The Building Societies Ombudsman, Stephen Edell, said investors had to take care of their own funds, but he warned that they should be given enough information to enable them to make rational decisions.
But things are getting out of hand. Existing investors are being bombarded with leaflets extolling the virtues of some new account and are rushing sheep-like out of their existing account into fresh pastures.
This is not necessarily the right course of action.
We saw Abbey National (no longer a building society, although the principle remains the same) having to write to its Tessa customers to apologise for a misleading missive promoting a new tiered-rate Tessa.

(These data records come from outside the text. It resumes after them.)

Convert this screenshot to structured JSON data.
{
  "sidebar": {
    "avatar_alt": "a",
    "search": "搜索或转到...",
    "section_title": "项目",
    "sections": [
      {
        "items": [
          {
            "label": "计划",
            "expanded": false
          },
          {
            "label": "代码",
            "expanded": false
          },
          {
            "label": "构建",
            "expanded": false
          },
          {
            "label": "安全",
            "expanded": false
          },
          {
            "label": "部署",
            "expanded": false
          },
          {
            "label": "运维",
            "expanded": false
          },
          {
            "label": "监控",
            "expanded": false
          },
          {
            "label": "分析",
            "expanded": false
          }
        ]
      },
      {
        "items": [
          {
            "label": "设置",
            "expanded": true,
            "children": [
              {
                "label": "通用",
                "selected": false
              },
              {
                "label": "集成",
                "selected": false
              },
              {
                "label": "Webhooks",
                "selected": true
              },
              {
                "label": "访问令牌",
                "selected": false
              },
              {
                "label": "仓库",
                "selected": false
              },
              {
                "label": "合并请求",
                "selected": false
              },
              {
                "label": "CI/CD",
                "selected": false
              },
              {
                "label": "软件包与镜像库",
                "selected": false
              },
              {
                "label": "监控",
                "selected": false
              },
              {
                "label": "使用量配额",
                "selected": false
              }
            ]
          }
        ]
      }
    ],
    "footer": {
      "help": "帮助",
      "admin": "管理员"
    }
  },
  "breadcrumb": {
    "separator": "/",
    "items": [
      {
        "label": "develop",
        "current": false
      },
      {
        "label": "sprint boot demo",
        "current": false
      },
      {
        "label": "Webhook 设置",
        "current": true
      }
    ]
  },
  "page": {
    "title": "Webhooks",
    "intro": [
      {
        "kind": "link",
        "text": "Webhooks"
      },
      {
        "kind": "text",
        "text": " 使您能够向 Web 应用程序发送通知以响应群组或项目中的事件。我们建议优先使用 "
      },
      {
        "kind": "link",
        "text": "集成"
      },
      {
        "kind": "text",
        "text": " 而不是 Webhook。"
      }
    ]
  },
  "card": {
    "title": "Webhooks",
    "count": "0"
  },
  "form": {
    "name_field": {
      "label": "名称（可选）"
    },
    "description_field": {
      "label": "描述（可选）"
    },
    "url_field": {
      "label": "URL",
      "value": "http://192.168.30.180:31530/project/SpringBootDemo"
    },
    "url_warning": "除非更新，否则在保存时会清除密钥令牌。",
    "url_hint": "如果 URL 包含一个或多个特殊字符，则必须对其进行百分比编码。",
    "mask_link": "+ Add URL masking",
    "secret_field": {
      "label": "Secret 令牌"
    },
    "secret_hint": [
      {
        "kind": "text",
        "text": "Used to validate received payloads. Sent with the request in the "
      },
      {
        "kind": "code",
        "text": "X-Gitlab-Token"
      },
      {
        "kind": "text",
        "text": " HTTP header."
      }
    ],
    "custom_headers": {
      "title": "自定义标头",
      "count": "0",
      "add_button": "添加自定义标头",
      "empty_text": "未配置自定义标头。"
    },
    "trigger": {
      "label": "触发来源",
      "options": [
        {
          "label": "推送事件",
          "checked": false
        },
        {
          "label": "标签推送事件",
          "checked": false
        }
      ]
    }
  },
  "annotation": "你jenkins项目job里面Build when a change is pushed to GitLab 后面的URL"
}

All those who received the letter from Abbey were already enjoying the rate paid on the top tier, and so had nothing to gain from switching.
Last October, Halifax Building Society launched Premium Extra, which pays a bonus if no withdrawals are made during the year.
Halifax told its 90-day-account customers that they could switch 'without notice or loss of interest'.
But while the 90-day account had interest credited on 1 February, the new account credits interest one year after opening. So those who had their accounts redesignated as Premium Extra had a long wait to see the interest capitalised.
Thousands of investors saw the trap and transferred only those funds on instant access to the new account, keeping the minimum pounds 5,000 that required 90-day notice to serve out its time.
The old accounts were kept open until this month, then switched after the interest was credited, moving all the funds to the new account, which pays 7.55 per cent on pounds 25,000 compared with the 5.9 per cent rate on the 90- day account.
But several hundred others who were too nimble for their own good have complained, and Halifax has agreed to make amends.
At Alliance & Leicester, investors in the 90-day account were allowed to switch to the Bonus 90 account and encountered a similar problem. Accrued interest on the first account was frozen until the February interest date on the new account.
It seems that investors just cannot win. They are either kept in the dark or bedazzled with shiny new accounts that disadvantage them - at least in the short run.
As the Ombudsman says: caveat emptor.
SO, THE banks (or one, at least) are finally giving away money as if they are going out of fashion. As indeed, they are, though the stylish offspring of a high-street giant - Midland's see-through Firstdirect - is becoming rather fashionable.
It is a bank with no branches, offering a round- the-clock service for those happy not to have face-to- face contact with their bank manager. It is fairly choosy about its customers, as they get a pounds 100 cheque guarantee card from the outset and no nasty surprise charges when they go overdrawn.
There was much scoffing when Firstdirect was launched three-and-a-half years ago, but it has grown slowly to win 350,000 customers. It would like many more. Last week, a mailing went out to 'select' people to offer them a pounds 15 sweetener for their account if they signed up before the end of April.
Banks have always tried to tempt students aboard, but never before have ordinary old customers been wooed with money.
Midland says it is confident that once people have signed up, they will stay. I hope they are right.
UNEMPLOYMENT insurance is a strange beast. Financial companies only want to sell it to those who do not look for it.
If you start making inquiries about cover to pick up the mortgage, then the chances are that you will meet with refusal. The argument is that only those expecting the black plastic bin-liner treatment are likely to seek out the insurance.
But if you are not looking for it, you may find that as a first-time home buyer or a credit-card innocent who forgets to opt out, you are landed with the insurance. But beware, it can be expensive, fail to pay out when you need it, and cut across benefit payments.
Another case where the buyer should be wary.